2017/01/07(土)ぽっかり空いた自現機の場所

 昨年(と言っても先月の話ですが)知り合いの写真店にお邪魔したら、フィルム現像機が置いてあった場所がぽっかり空いてました。ずいぶん前からいつやめるか悩んでいたようですが、とうとうなくなってしまいました。

 昔は1時間に 100 本処理できる現像機を置いていました。ノーリツ鋼機の V-100 です。建築土木が主な得意先だったから、午前中に集めたフィルムを昼食時間中に一気に処理して、午後から届けないといけません。このくらいの能力がないと処理しきれなかったそうです。

 フィルム現像機はおかしなもので、大型機でも小型機でも最初の1本目が現像されて出てくる時間は同じです。ところが大型機は2本目から差がつきます。タンク容量が大きいので、次から次と処理が完了して出てきます。小型機でようやく2本目が出てくるころには、すでに何本か処理できているのが大型機の強みでした。

 建築土木関係がデジタル化でフィルムを使わなくなると、こんな大きな自現機は要らなくなります。タンクが大きいとそれなりの処理量が必要で、少ないと処理液が回転不良で疲弊してしまいます。V-100 を支店にあった V-50 にスケールダウンしました。V-100 を引き取ったのはブライダルフォト専門の会社でした。当時はまだそれだけフィルムを使ってたんですね。

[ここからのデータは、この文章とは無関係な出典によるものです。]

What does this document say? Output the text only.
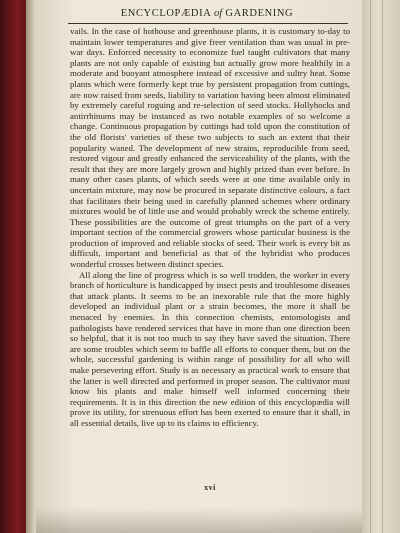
ENCYCLOPÆDIA of GARDENING

vails. In the case of hothouse and greenhouse plants, it is customary to-day to maintain lower temperatures and give freer ventilation than was usual in pre-war days. Enforced necessity to economize fuel taught cultivators that many plants are not only capable of existing but actually grow more healthily in a moderate and buoyant atmosphere instead of excessive and sultry heat. Some plants which were formerly kept true by persistent propagation from cuttings, are now raised from seeds, liability to variation having been almost eliminated by extremely careful roguing and re-selection of seed stocks. Hollyhocks and antirrhinums may be instanced as two notable examples of so welcome a change. Continuous propagation by cuttings had told upon the constitution of the old florists' varieties of these two subjects to such an extent that their popularity waned. The development of new strains, reproducible from seed, restored vigour and greatly enhanced the serviceability of the plants, with the result that they are more largely grown and highly prized than ever before. In many other cases plants, of which seeds were at one time available only in uncertain mixture, may now be procured in separate distinctive colours, a fact that facilitates their being used in carefully planned schemes where ordinary mixtures would be of little use and would probably wreck the scheme entirely. These possibilities are the outcome of great triumphs on the part of a very important section of the commercial growers whose particular business is the production of improved and reliable stocks of seed. Their work is every bit as difficult, important and beneficial as that of the hybridist who produces wonderful crosses between distinct species.

All along the line of progress which is so well trodden, the worker in every branch of horticulture is handicapped by insect pests and troublesome diseases that attack plants. It seems to be an inexorable rule that the more highly developed an individual plant or a strain becomes, the more it shall be menaced by enemies. In this connection chemists, entomologists and pathologists have rendered services that have in more than one direction been so helpful, that it is not too much to say they have saved the situation. There are some troubles which seem to baffle all efforts to conquer them, but on the whole, successful gardening is within range of possibility for all who will make persevering effort. Study is as necessary as practical work to ensure that the latter is well directed and performed in proper season. The cultivator must know his plants and make himself well informed concerning their requirements. It is in this direction the new edition of this encyclopædia will prove its utility, for strenuous effort has been exerted to ensure that it shall, in all essential details, live up to its claims to efficiency.

xvi
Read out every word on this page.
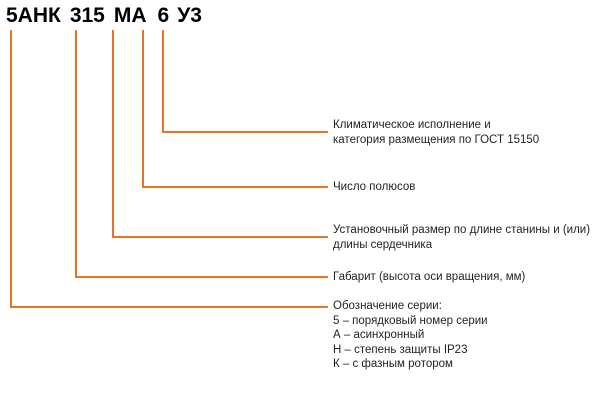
5АНК 315 МА 6 У3
Климатическое исполнение и
категория размещения по ГОСТ 15150
Число полюсов
Установочный размер по длине станины и (или)
длины сердечника
Габарит (высота оси вращения, мм)
Обозначение серии:
5 – порядковый номер серии
А – асинхронный
Н – степень защиты IP23
К – с фазным ротором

 その V-50 はのちにもっと小型の V-30 に変わりました。1時間に 26 本の小型機です。V-50 を引き取ったのは、前に V-100 を買っていったブライダルフォトの会社です。ここも処理量が減って、ダウンサイジングしたようです。あの V-100 はどうしたんでしょうね。たぶん引き取り手はなかったと思います。

 頻繁に母液交換を続けながら最後まで粘っていた V-30 も、とうとう維持できなくなりました。今回は引き取り手がなく、廃棄処分したそうです。例のブライダルフォトの会社もデジタル化で、フィルムはもう使ってないみたいです。店頭にあったフィルムは撤去されて、作業場の棚に置いてありました。売っても自分の店ではもう処理できないからだと思います。

 写真屋からフィルム現像機がなくなるときは、同時にフィルムも店頭からなくなるんだと、しみじみ思いました。店長の話では、スタジオのマミヤ RZ を売ろうとしたが買い手が見つからなかったそうです。この店がフィルムをやめるくらいだから、そりゃそうだわね。